L’Affresco della Strage dell’11 Aprile 1848 all’interno della Chiesa Parrocchiale
Un’opera d’arte che racconta la memoria di Castelnuovo, tra dolore, fede e monito per il futuro

La storia
Nel 1848, Castelnuovo è entrato con un doloroso avvenimento nella Storia d'Italia.
La prima guerra per l'Indipendenza, infatti, ha segnato molte famiglie del nostro capoluogo, in quell'11 aprile, allorché le truppe austriache misero a ferro e fuoco il paese, seminando lutto e dolore con efferate atrocità.
Don Tommaso Netti, nel sui libro “Castelnuovo e gli austriaci nel 1848” ne ha reso documentata testimonianza, a memoria delle future generazioni.
Gaetano Miolato
Con un documento ancor più vivo, toccante ed eloquente, anche il pittore veronese Gaetano Miolato, nato nel 1885, autore di pregevoli lavori nelle chiese veronesi, quali Sant’Eufemia a Verona, ha lasciato una traccia significativa di quella strage che ha diffuso un'eco di pietà e sgomento in tutta la provincia veronese e anche nella vicina Lombardia.

Se la storia è “maestra di vita”, come dice Cicerone nel suo “De Oratore”, sottolineando come gli eventi storici possano fornire preziose lezioni per affrontare le sfide e le decisioni della vita, sia a livello individuale che collettivo, il messaggio lasciato attraverso eloquenti pennellate da Miolato sulla parete ovest della Chiesa parrocchiale di Castelnuovo rappresenta certamente un monito ed un insegnamento per il nostro agire nel presente e per costruire un futuro migliore.
L’affresco
L'opera è collocata in alto, a sinistra, fra i due vecchi confessionali e racconta del drammatico eccidio costato la vita a più di cento persone, uomini, donne e bambini inermi e inorriditi di fronte alla ferocia dei soldati in atto di puntare contro di loro i fucili.
Sullo sfondo campeggiano i simboli del paese: sul colle, la Torre viscontea e, più in basso, la Chiesa di Santa Maria profanata e derubata di preziosi arredi ed oggetti sacri dagli autori dell'efferata impresa.
Proprio in chiesa si erano rifugiati alcuni paesani, ritenendolo un luogo sicuro: forse speravano che le truppe avrebbero risparmiato il luogo di culto, ma non fu così.
Le fiamme si levano nel cielo minacciose, simbolo di distruzione e morte, mentre una donna fugge disperata, portando con sé i suoi piccoli, simbolo dei pochi che sono riusciti a sfuggire alla strage.

Una vite ed una botte, sovrastate da dolci e ordinati filari, emblema del rigoglioso territorio che fondava per lo più sulla attività agricola la sua economia, campeggiano in primo piano nell'opera di Miolato.
Sulla collina a lato del Castello si erge la Croce, elemento che lega la sofferenza di Cristo a quella di una Comunità ferita dall'atrocità della strage, ma rappresenta anche un luogo simbolo del paese: il Monte Riccino, ora Monte Alto, un'altura situata a nord dell'abitato, dove ora sorge la scuola secondaria.
Per avere contezza della portata della strage, basti pensare che solo 30 case, delle oltre 170 che costituivano il nucleo centrale del paese, rimasero in piedi.
Il dipinto originale e la sua rimozione
Questo affresco è un libro aperto sulla storia per chi, come me, frequentava la Chiesa parrocchiale fin da bambino.

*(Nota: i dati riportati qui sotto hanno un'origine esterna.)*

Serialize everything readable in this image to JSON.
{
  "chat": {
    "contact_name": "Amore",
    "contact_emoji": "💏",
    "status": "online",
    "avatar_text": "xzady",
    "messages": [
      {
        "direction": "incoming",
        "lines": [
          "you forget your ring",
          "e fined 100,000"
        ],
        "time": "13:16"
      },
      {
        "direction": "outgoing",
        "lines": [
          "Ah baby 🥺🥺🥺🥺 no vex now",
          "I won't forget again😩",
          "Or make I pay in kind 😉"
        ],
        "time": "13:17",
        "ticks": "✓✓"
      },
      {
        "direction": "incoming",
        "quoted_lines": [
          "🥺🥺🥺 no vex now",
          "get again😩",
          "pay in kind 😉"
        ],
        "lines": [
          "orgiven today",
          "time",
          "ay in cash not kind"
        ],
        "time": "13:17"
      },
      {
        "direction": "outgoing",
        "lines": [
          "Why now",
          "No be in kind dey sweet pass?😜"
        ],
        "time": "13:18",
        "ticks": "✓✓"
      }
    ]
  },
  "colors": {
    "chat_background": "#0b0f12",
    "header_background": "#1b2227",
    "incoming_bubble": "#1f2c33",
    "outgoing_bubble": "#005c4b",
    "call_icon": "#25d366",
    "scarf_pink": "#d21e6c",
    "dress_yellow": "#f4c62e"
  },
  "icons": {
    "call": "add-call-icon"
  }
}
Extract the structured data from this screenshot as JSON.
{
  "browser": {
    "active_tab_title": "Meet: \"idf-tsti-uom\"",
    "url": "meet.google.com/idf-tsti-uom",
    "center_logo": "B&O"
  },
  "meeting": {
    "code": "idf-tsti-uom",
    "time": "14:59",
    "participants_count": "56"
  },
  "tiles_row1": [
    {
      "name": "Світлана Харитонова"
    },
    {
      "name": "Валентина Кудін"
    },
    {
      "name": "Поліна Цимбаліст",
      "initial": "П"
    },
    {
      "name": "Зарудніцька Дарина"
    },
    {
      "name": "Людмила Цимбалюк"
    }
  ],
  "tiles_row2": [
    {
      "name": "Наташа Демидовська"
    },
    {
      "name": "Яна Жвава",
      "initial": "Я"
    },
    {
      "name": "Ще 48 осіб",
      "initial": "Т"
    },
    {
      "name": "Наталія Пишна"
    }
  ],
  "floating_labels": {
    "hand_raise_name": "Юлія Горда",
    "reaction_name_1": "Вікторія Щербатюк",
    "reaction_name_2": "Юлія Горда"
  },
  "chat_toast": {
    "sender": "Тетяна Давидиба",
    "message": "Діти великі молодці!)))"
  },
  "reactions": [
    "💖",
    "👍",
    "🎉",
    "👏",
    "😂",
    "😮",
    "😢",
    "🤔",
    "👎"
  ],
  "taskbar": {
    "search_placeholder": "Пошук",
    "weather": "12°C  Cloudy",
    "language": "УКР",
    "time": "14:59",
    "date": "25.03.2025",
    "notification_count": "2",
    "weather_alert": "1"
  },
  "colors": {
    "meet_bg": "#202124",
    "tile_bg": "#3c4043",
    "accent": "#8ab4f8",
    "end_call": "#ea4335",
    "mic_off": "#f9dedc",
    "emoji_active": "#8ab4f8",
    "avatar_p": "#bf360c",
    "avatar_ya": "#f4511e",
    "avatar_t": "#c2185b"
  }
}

Spesso si guardava a quel soggetto con una certa paura, con soggezione è vero, ma si aveva anche una documentazione iconica eloquente dei racconti che i maestri proponevano sui luoghi della strage, qui egregiamente raffigurati e accentrati in un'opera di grande valore artistico e pedagogico.
A dare ancor più rilievo al messaggio dell'affresco erano i colori, così decisi, così inquietanti anche, che spiccavano sul muro.
Fu probabilmente questo uno dei motivi che, negli anni '60 del '900, indusse il parroco dell'epoca Monsignor Vittorino Miola, a proporre un referendum per ricoprire l'opera con una mano di calce. Un provvedimento impietoso e certamente sbrigativo, che portò i fedeli ad esprimersi per la rimozione di quel soggetto così forte dalla parete di un luogo sacro.
Ora, rispetto all'originale, i toni cromatici risultano smorzati ed attenuati, le sfumature più delicate, l'insieme meno drammatico.
Per fortuna però, prima della sua cancellazione, il maestro Bruno Girelli, abile pittore castelnovese recentemente scomparso, ne realizzò una copia, conservata in Municipio, che ci consente di apprezzare in tutta la sua ricchezza cromatica la versione originale del lavoro.
La riconsegna alla Comunità
Nel 1998, in occasione delle celebrazioni per il 150° Anniversario della Strage dell'11 aprile 1848, l'affresco è stato riportato alla luce, ma la calce usata per ricoprirlo aveva ormai danneggiato in maniera irreversibile la sua ricchezza cromatica.
Il colore è svanito, ma la memoria rimane: come documento storico e come monito a costruire la pace attraverso azioni inclusive, attraverso il dialogo, attraverso il rispetto per la dignità umana che sempre va difesa e promossa.
Mai come in questi giorni la Storia ci è maestra.